E dire che la Rai ha avviato le sue prime registrazioni proponendo l’opera in TV divenendo così il mezzo di maggiore divulgazione. “Esattamente. Ora non solo il digitale è stato nostro alleato nella Pandemia ma lo può essere anche per il futuro. E testimonianza sono quei 300 mila spettatori che ci hanno seguito sulla WebTv del Massimo, senza le piattaforme, in questi 7 mesi. In un anno di presenze live io invece posso contare su 130/140 mila spettatori. In sei mesi e mezzo invece cosi ho totalizzato un sold out di due anni”. Un sold out che sicuramente ci si aspetta anche per questa messa in scena di Lucia di Lammermoor sabato, per la richiesta di queste ore e per il numero esiguo cmq di posti a disposizione, solo 500.

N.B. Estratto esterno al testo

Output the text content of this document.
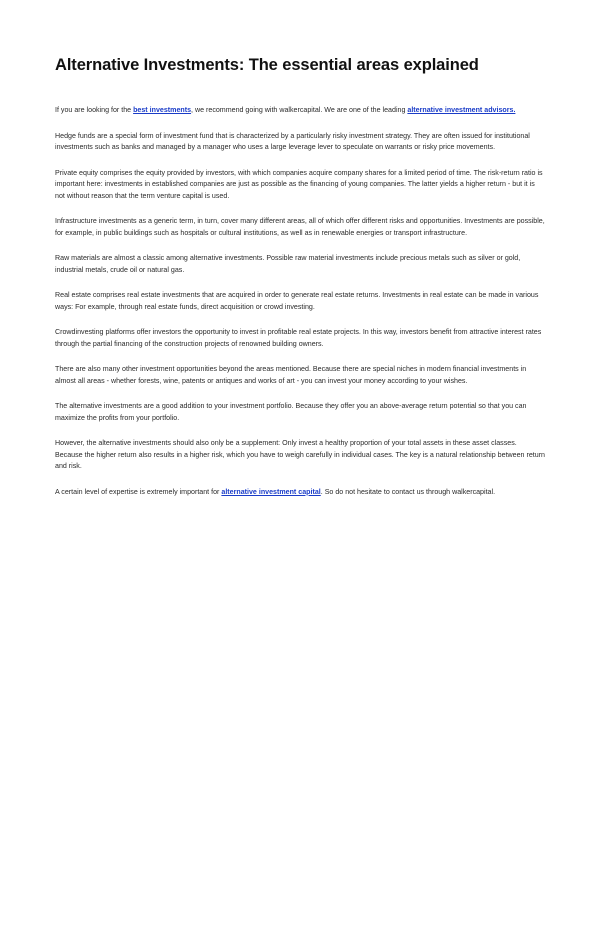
Alternative Investments: The essential areas explained

If you are looking for the best investments, we recommend going with walkercapital. We are one of the leading alternative investment advisors.

Hedge funds are a special form of investment fund that is characterized by a particularly risky investment strategy. They are often issued for institutional investments such as banks and managed by a manager who uses a large leverage lever to speculate on warrants or risky price movements.

Private equity comprises the equity provided by investors, with which companies acquire company shares for a limited period of time. The risk-return ratio is important here: investments in established companies are just as possible as the financing of young companies. The latter yields a higher return - but it is not without reason that the term venture capital is used.

Infrastructure investments as a generic term, in turn, cover many different areas, all of which offer different risks and opportunities. Investments are possible, for example, in public buildings such as hospitals or cultural institutions, as well as in renewable energies or transport infrastructure.

Raw materials are almost a classic among alternative investments. Possible raw material investments include precious metals such as silver or gold, industrial metals, crude oil or natural gas.

Real estate comprises real estate investments that are acquired in order to generate real estate returns. Investments in real estate can be made in various ways: For example, through real estate funds, direct acquisition or crowd investing.

Crowdinvesting platforms offer investors the opportunity to invest in profitable real estate projects. In this way, investors benefit from attractive interest rates through the partial financing of the construction projects of renowned building owners.

There are also many other investment opportunities beyond the areas mentioned. Because there are special niches in modern financial investments in almost all areas - whether forests, wine, patents or antiques and works of art - you can invest your money according to your wishes.

The alternative investments are a good addition to your investment portfolio. Because they offer you an above-average return potential so that you can maximize the profits from your portfolio.

However, the alternative investments should also only be a supplement: Only invest a healthy proportion of your total assets in these asset classes. Because the higher return also results in a higher risk, which you have to weigh carefully in individual cases. The key is a natural relationship between return and risk.

A certain level of expertise is extremely important for alternative investment capital. So do not hesitate to contact us through walkercapital.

“Non è molto, ma sempre meglio dei 200 obbligatori sino allo scorso ottobre – dice Giambrone – questo però ci ha consentito di poter mettere alcune poltrone, 40, in platea. Riaprire, ma in sicurezza. E’ un dictat, ma speriamo che presto i numeri aumenteranno”. E in attesa si pensa alla Stagione la Teatro di Verdura. “Sì certamente. Già ci siamo: due opere – Giambrone preferisce ancora mantenersi sul vago – un balletto, quattro/cinque concerti, tutto dal 4 luglio al 10 agosto”. E a settembre di nuovo al Massimo, “con Wellber e la ripresa della Carmen di Bizet”.

L’ultima frase è di speranza anche se un po’ velata dall’incertezza. Incrociamo le dita e intanto prepariamoci a questa donizettiana Lucia di Lammermoor che sabato va in scena con un cast che vede Sara Blanch (Lucia), per la prima volta al Teatro Massimo. A sostenerla dal podio Roberto Abbado che dirigerà l’Orchestra del Massimo. Al suo fianco due interpreti del repertorio belcantistico, il tenore Celso Albelo (Edgardo di Ravenswood), che torna a Palermo dopo I puritani di Bellini di tre anni fa, e Michele Pertusi (Raimondo Bidebent), che qualche mese fa sempre al Teatro Massimo è stato Silva per l’Ernani di Verdi in streaming (ancora disponibile sul canale YouTube del Teatro). Un ritorno a Palermo anche per il baritono Ernesto Petti (Lord Enrico Ashton), che nella scorsa stagione estiva era stato Alfio in Cavalleria rusticana al Teatro di Verdura con Roberto Alagna e Aleksandra Kurzak. Con loro David Astorga (Arturo), Matteo Mezzaro (Normanno) Natalia Gavrilan (Alisa). Alla Glass harmonica Sascha Reckert. La mise en espace è di Ludovico Rajata, i costumi di William Orlandi che con Rajata cura anche il progetto visivo; l’animazione digitale di Fabiola Nicolettile luci di Fiammetta Baldiserri. Maestro del Coro, Ciro Visco.